大人になるって事はきっと、子供の様なちっぽけな見栄で自分のしたい事から目を背ない事なのだと、そんな風に思えて僕も無理やり声を捻りだす。
「そうだね。うん、そうだ」
僕はそう言って頷くと、霧が晴れた様にスッキリとした思考で二人に向かって言葉を返す。
「雫、僕は君の父親なんだろ?」
「うん、そうだよ……」
「え! ちょっと待って」
僕の言葉を聞いて、今にも泣きそうな顔をした雫は首を縦に振って声を返してくれる。
その横ではそれとは対照的に、島田さんが初めて知った新事実に、先程までの真剣な顔が嘘の様に落ち着きを失い、あたふたと手を空中で泳がせる。
そんな島田さんを横目に、僕は雫に対して一方的に会話を続ける。
「だからきっとこの場所も、もう雫の帰ってくるもう一つの家なんだよ」
「へ?」
僕のひねくれた言葉では雫には伝わらなかった様で、僕は咳払いをしてからもう一度言葉を選び直す。
「何かあったらいつでも帰って来な。
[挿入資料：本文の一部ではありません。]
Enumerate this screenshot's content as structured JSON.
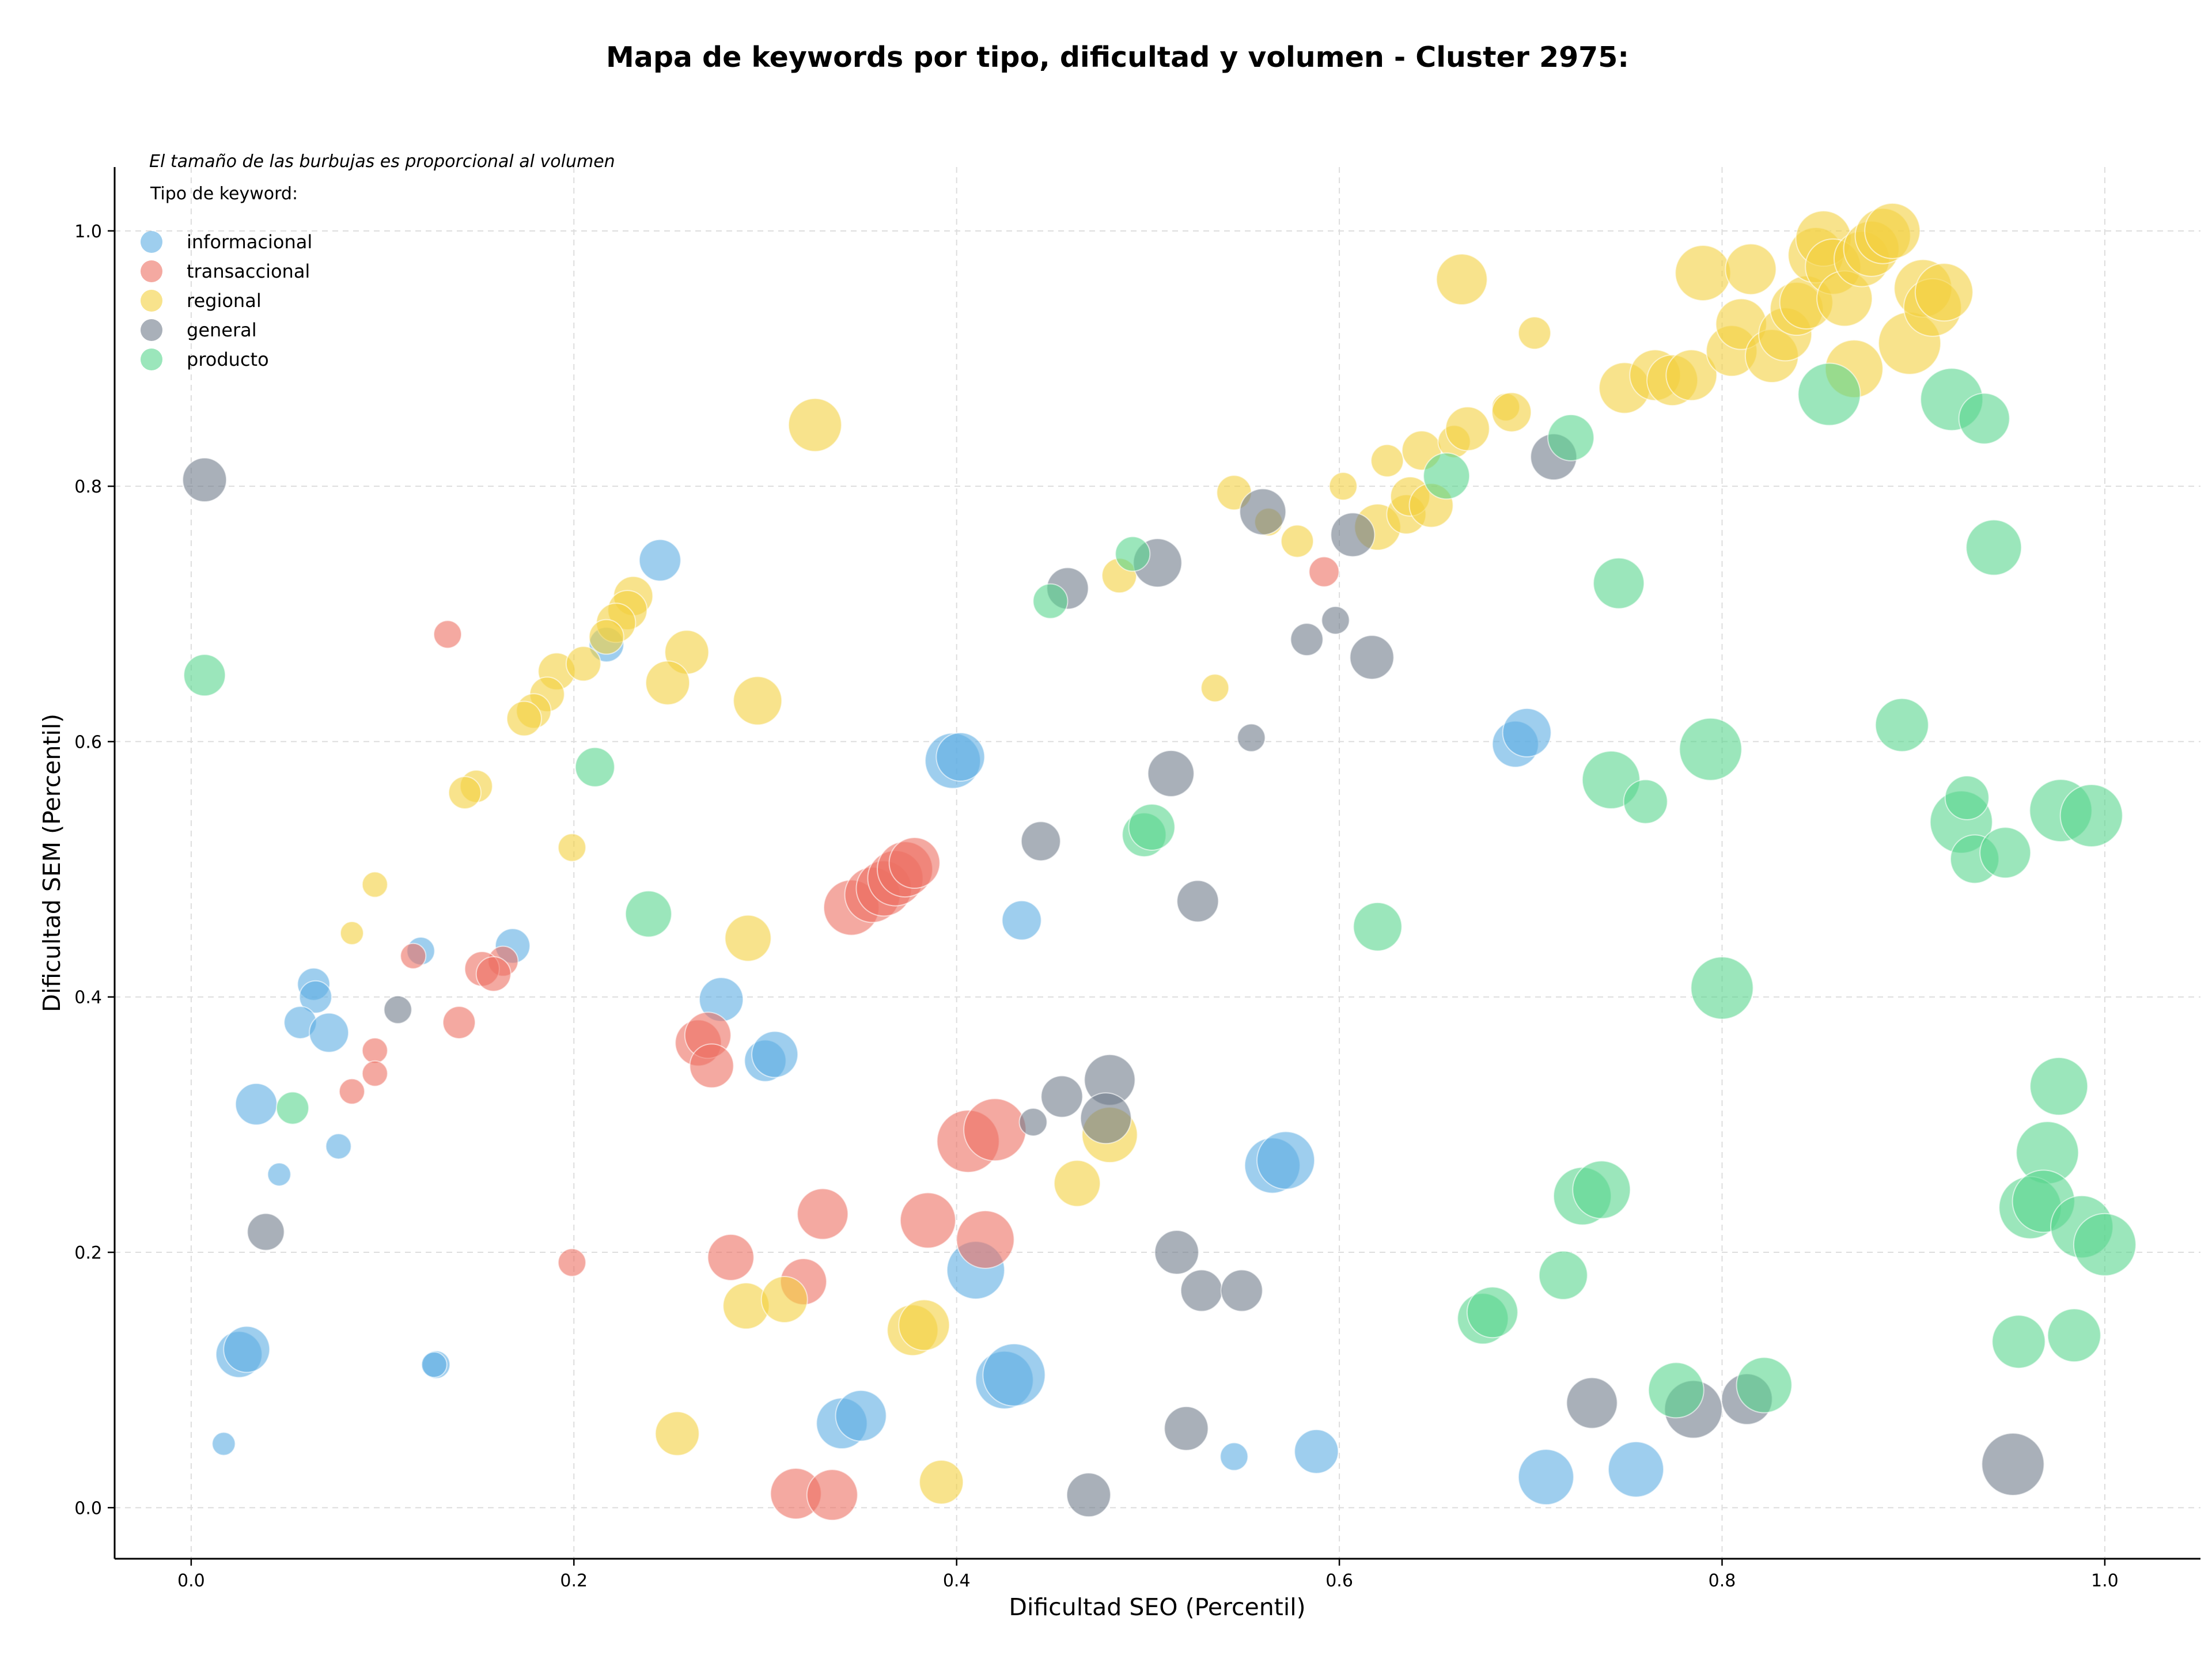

ここはもう雫が居ていい、もう一つの家なんだから」
今度はしっかりと僕の意思が雫に伝わる様に、雫から教わった方法で、真っ直ぐ彼女の目を見てそう言う。
「……ずるいよ。二人とも」
雫は震えた声でそう呟くと、鼻をすすってからキラキラとした瞳で僕達に笑顔を見せてくれる。